Roy LichtensteinSpray Can - 1 Cent Life. 1964.

£ 4,750.00
Original lithograph in blue ink. 1963-64. Drawn for the album 'One Cent Life' (see below). From the regular edition of 2000, all of which were  issued unsigned as here. (There was a separate deluxe edition of 60, plus 40 proofs. Hand-drawn on zinc plates in New York; the edition printed at the Atelier Maurice Beaudet, Paris 1963. Album published by Kornfeld, Bern 1964.

Reference: Corlett – The Prints of Roy Lichtenstein no 34.
Superb fresh impression with brilliant colour. On pale cream wove paper, worked to the sheet size at the edges (the Ting poem at the foot of the sheet). Totally fresh unfaded condition. Image: 324 x 270mm. Sheet: 410 x 292mm.

This work was hand-drawn by Lichtenstein in his studio as the companion-piece for ‘Girl – 1Cent Life’ as Lichtenstein’s second contribution to the Chinese-American poet Walasse Tings’s ground-breaking album ‘1 Cent Life’. (The text of the poem for this Lichtenstein appears on the sheet below the image, as for all the prints, but is masked by the mount).

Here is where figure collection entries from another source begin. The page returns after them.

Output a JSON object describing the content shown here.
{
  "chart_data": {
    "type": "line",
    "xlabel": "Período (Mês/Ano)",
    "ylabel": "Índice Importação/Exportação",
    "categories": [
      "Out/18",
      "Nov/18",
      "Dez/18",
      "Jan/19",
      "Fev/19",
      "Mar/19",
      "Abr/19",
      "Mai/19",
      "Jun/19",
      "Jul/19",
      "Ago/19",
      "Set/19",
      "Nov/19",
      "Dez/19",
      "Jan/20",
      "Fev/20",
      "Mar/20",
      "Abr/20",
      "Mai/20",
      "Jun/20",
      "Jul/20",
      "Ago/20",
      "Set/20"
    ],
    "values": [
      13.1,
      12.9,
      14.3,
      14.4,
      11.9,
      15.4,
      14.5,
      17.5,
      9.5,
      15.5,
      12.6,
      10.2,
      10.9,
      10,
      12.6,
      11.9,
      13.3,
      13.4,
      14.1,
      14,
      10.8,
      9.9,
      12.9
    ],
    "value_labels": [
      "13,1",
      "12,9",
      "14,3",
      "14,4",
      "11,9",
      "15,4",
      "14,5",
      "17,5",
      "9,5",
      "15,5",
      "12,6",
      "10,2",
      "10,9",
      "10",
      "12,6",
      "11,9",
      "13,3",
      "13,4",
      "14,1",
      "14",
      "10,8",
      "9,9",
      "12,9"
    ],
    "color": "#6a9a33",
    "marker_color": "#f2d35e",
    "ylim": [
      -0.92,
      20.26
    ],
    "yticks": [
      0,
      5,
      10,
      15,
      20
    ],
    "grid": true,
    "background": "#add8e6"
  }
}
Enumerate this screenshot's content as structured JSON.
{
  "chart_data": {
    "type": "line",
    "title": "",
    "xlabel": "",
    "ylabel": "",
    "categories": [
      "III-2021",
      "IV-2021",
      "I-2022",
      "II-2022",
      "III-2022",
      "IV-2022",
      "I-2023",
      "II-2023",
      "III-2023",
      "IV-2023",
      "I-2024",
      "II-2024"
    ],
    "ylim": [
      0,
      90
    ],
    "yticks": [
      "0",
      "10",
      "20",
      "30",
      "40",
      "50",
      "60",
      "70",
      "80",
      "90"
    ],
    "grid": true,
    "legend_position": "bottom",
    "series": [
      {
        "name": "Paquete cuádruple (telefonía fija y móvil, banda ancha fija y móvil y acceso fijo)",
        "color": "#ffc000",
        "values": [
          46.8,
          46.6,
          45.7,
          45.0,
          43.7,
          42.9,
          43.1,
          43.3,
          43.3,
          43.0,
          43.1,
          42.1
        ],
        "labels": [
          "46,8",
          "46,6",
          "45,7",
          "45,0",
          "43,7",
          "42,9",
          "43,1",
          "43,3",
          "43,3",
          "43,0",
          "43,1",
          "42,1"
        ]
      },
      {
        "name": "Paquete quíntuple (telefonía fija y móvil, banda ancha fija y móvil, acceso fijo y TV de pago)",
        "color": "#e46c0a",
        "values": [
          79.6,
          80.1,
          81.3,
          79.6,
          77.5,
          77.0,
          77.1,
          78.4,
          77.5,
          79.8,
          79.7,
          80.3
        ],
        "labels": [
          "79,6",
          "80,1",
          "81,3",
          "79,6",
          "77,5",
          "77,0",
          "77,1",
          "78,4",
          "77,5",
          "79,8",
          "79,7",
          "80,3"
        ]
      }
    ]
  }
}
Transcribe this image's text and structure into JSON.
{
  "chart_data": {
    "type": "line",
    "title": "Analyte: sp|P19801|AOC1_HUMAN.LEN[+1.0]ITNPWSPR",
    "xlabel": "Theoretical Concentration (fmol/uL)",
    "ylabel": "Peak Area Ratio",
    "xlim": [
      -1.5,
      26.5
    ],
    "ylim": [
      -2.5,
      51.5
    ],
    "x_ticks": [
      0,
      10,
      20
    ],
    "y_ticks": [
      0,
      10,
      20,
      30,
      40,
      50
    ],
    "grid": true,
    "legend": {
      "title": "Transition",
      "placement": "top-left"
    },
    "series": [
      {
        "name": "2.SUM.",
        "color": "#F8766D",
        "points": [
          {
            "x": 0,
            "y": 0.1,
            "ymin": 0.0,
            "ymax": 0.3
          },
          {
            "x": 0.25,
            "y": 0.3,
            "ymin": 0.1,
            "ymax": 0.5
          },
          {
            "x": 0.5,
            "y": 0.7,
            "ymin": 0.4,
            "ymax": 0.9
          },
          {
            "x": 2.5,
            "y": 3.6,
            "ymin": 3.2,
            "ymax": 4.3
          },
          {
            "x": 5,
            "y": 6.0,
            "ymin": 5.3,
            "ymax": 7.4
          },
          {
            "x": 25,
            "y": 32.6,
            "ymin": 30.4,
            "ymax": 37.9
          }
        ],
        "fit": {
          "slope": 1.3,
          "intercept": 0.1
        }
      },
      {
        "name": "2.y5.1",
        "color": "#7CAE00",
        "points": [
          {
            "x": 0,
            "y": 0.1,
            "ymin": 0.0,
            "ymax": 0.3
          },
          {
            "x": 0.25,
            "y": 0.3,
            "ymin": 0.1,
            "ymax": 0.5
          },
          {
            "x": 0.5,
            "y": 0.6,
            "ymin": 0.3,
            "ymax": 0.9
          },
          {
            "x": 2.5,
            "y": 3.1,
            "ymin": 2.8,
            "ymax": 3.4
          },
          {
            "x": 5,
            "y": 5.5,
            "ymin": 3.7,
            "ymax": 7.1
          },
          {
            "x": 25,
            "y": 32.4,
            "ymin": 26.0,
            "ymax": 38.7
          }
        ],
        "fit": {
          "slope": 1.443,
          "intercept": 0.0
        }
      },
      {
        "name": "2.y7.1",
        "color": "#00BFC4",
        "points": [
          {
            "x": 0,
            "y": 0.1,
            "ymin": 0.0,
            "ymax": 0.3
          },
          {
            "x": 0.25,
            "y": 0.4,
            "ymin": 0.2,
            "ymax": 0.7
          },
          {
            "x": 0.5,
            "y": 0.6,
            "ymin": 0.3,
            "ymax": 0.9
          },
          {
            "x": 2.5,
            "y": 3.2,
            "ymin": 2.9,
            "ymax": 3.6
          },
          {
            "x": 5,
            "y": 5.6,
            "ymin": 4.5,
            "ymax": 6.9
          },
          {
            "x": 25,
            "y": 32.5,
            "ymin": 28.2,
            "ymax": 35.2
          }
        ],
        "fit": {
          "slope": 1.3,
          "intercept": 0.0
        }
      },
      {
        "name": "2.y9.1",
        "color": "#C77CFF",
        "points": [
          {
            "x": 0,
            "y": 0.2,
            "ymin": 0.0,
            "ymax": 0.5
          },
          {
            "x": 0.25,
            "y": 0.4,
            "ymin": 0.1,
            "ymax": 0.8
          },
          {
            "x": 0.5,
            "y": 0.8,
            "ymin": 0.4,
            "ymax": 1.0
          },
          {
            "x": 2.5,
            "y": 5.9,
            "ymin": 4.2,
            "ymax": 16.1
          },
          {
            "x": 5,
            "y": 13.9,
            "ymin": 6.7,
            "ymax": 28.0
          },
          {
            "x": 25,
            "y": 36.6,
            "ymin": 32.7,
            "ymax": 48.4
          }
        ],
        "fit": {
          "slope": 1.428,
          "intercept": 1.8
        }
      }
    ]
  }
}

The use of the forms of such a mundane everyday object as a ’spray-can’ as a subject for ‘art’ underlines Lichtenstein’s central role in the changing concepts of the revolutionary ‘Pop Art’ generation in New York in the early years of the 1960s.

This and the comic-strip ‘Girl’ are amongst the very first prints in the ‘Pop Art’ period of Lichtenstein’s work. Simplicity of form and instant recognition were central to the Pop idea that visual immediacy appealed subconsciously to the viewer and brought art and the ‘everyday’ into a close new relationship.